The Climatron geodesic dome, covering more than 1/2 an acre, was opened in 1960. It mimics a tropical rainforest with more than 2800 plants from 1200 species of tropical plants. It is maintained by a computerized climate control system. The inside temperature ranges from 64°F (29° C) at night to a high of 85°F (18° C) during the day. The average humidity is 85 percent. Plants are watered with reverse osmosis purified, tempered water. For those of you old enough to remember the science fiction movie Silent Running, the spaceship Valley Forge had horticultural geodesic domes based on the Climatron according to the director, Douglas Trumbull.
Next to the Climatron is the Shoenberg Temperate House. It houses plants found in the Mediterranean region, Southwest US, China and Japan.
The Biblical Garden portion contains 30-40 of the 110 plants mentioned in the Bible. The stone portico was salvaged from the main entrance to St.
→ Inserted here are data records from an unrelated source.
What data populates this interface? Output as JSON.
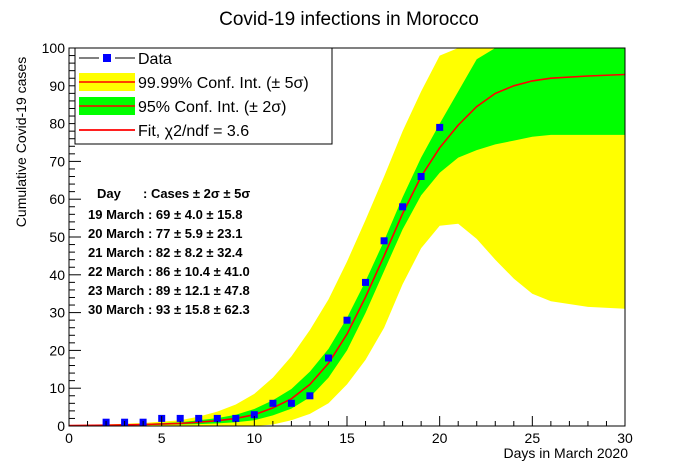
{
  "chart_data": {
    "type": "scatter",
    "title": "Covid-19 infections in Morocco",
    "xlabel": "Days in March 2020",
    "ylabel": "Cumulative Covid-19 cases",
    "xlim": [
      0,
      30
    ],
    "ylim": [
      0,
      100
    ],
    "x_ticks": [
      0,
      5,
      10,
      15,
      20,
      25,
      30
    ],
    "y_ticks": [
      0,
      10,
      20,
      30,
      40,
      50,
      60,
      70,
      80,
      90,
      100
    ],
    "grid": false,
    "legend_position": "top-left",
    "legend": [
      {
        "label": "Data",
        "kind": "marker",
        "color": "#0000ff"
      },
      {
        "label": "99.99% Conf. Int. (± 5σ)",
        "kind": "band",
        "color": "#ffff00",
        "line_color": "#ff0000"
      },
      {
        "label": "95% Conf. Int. (± 2σ)",
        "kind": "band",
        "color": "#00ff00",
        "line_color": "#ff0000"
      },
      {
        "label": "Fit, χ2/ndf = 3.6",
        "kind": "line",
        "color": "#ff0000"
      }
    ],
    "data_points": {
      "name": "Data",
      "color": "#0000ff",
      "x": [
        2,
        3,
        4,
        5,
        6,
        7,
        8,
        9,
        10,
        11,
        12,
        13,
        14,
        15,
        16,
        17,
        18,
        19,
        20
      ],
      "y": [
        1,
        1,
        1,
        2,
        2,
        2,
        2,
        2,
        3,
        6,
        6,
        8,
        18,
        28,
        38,
        49,
        58,
        66,
        79
      ]
    },
    "fit": {
      "name": "Fit, χ2/ndf = 3.6",
      "color": "#ff0000",
      "x": [
        0,
        2,
        4,
        6,
        7,
        8,
        9,
        10,
        11,
        12,
        13,
        14,
        15,
        16,
        17,
        18,
        19,
        20,
        21,
        22,
        23,
        24,
        25,
        26,
        28,
        30
      ],
      "y": [
        0.1,
        0.2,
        0.4,
        0.7,
        1.0,
        1.4,
        2.0,
        3.0,
        4.8,
        7.2,
        11.0,
        16.6,
        24.3,
        34.1,
        45.0,
        56.2,
        66.0,
        73.6,
        79.6,
        84.5,
        88.0,
        90.0,
        91.3,
        92.0,
        92.6,
        93.0
      ]
    },
    "band_5sigma": {
      "name": "99.99% Conf. Int. (± 5σ)",
      "color": "#ffff00",
      "x": [
        0,
        2,
        4,
        6,
        7,
        8,
        9,
        10,
        11,
        12,
        13,
        14,
        15,
        16,
        17,
        18,
        19,
        20,
        21,
        22,
        23,
        24,
        25,
        26,
        28,
        30
      ],
      "upper": [
        0.2,
        0.4,
        0.8,
        1.5,
        2.5,
        3.8,
        5.7,
        8.5,
        12.8,
        18.4,
        25.4,
        33.5,
        43.5,
        54.5,
        66.0,
        78.0,
        88.5,
        98.0,
        100,
        100,
        100,
        100,
        100,
        100,
        100,
        100
      ],
      "lower": [
        0,
        0,
        0,
        0,
        0,
        0,
        0,
        0,
        0.4,
        1.5,
        3.2,
        6.0,
        11.0,
        17.5,
        26.0,
        37.5,
        47.0,
        53.0,
        53.5,
        49.5,
        44.0,
        39.0,
        35.0,
        33.0,
        31.5,
        31.0
      ]
    },
    "band_2sigma": {
      "name": "95% Conf. Int. (± 2σ)",
      "color": "#00ff00",
      "x": [
        0,
        2,
        4,
        6,
        7,
        8,
        9,
        10,
        11,
        12,
        13,
        14,
        15,
        16,
        17,
        18,
        19,
        20,
        21,
        22,
        23,
        24,
        25,
        26,
        28,
        30
      ],
      "upper": [
        0.15,
        0.3,
        0.55,
        1.0,
        1.5,
        2.1,
        3.0,
        4.5,
        6.8,
        9.8,
        14.4,
        20.4,
        28.6,
        38.3,
        49.0,
        60.5,
        71.0,
        80.0,
        88.5,
        97.0,
        100,
        100,
        100,
        100,
        100,
        100
      ],
      "lower": [
        0.05,
        0.1,
        0.25,
        0.4,
        0.5,
        0.7,
        1.0,
        1.5,
        2.8,
        4.6,
        7.6,
        12.8,
        20.0,
        29.9,
        41.0,
        52.0,
        61.0,
        67.0,
        71.0,
        73.0,
        74.5,
        75.5,
        76.5,
        77.0,
        77.0,
        77.0
      ]
    },
    "annotation_table": {
      "header_day": "Day",
      "header_cases": ": Cases ± 2σ ± 5σ",
      "rows": [
        "19 March : 69 ± 4.0 ± 15.8",
        "20 March : 77 ± 5.9 ± 23.1",
        "21 March : 82 ± 8.2 ± 32.4",
        "22 March : 86 ± 10.4 ± 41.0",
        "23 March : 89 ± 12.1 ± 47.8",
        "30 March : 93 ± 15.8 ± 62.3"
      ]
    }
  }
}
Leo’s School in south St. Louis when it was demolished in 1978 and sits in front of the Moorish Garden that resembles an 11th century garden at the Alhambra in Grenada Spain. There were many cacti and beside them was a cork trunk and the bark of it that is used to make cork products. I had forgotten that was where you get cork.
We then walked through the Kemperer Center for Home Gardening. There was a Master Gardener on hand to answer questions and several pamphlets that you could take free of charge. I picked up ‘The Gateway Gardener’ for September 2011 that had an article on Fall Color For the Shade and the October 2011 issue that included Hot Trees for a Cooler Landscape. I also picked up 2 printouts from the University of Missouri-Columbia Extension on Pollinating Fruit Crops and Home Fruit Production: Apples for my son in Preston, Idaho who has a small apple orchard.
There are examples of different types of gardening and vegetables on display in small gardens around the Center. They had an example of a vertical garden on a wall, tomatoes grown in an open greenhouse using rebar for a trellis, exotic winter squash growing on an arbor and kohlrabi (see my week 30 article on unusual produce) growing in a traditional plot.
Also demonstrated was paper tubes to entice Mason bees to your garden.
I picked up some paper tubes at the Master Gardener Conference and plan to try to attract them to my garden next year.
The Seiwa-en Japanese Garden was designed by the late Professor Koichi Kawana. It is an authentic Japanese garden covering 14 acres with a 4 acre lake. It is the largest Japanese strolling garden in the Western hemisphere. There are waterfalls, dry gravel gardens raked into rippling patterns, stone lanterns, streams and water-filled basins.
The Children’s Garden has changed a lot from when my wife came here as a child. She said that there were the typical playground swing sets back then. Now there is a tree house, slides made to look like twisted tree trunks and they had beautiful purple pea vines growing over an arche at the entrance.
Other featured gardens are: the Gladney Rose Garden, English Woodland Garden, Grigg Nanjing Friendship Chinese Garden, Blanke Boxwood Garden, Ottoman Garden, Swift Family Garden and the Strassenfest German Garden.
We enjoyed a nice luncheon at the Sassafras Cafe overlooking part of the garden. It is a Certified Green Restaurant and has a mission to create an ecologically sustainable restaurant. The ‘plastic’ cups were a compostable resin made from corn. The cups and all of the paper products are composted on site. As we ate we watched people setting up for the ‘Best of Missouri’ farmers market. It wasn’t going to start until 7 PM and we had other places to go to, but I wish that we could have walked around it.
Gen. 2: 8 “And the Lord God planted a garden eastward in Eden; and there he put the man whom he had formed.”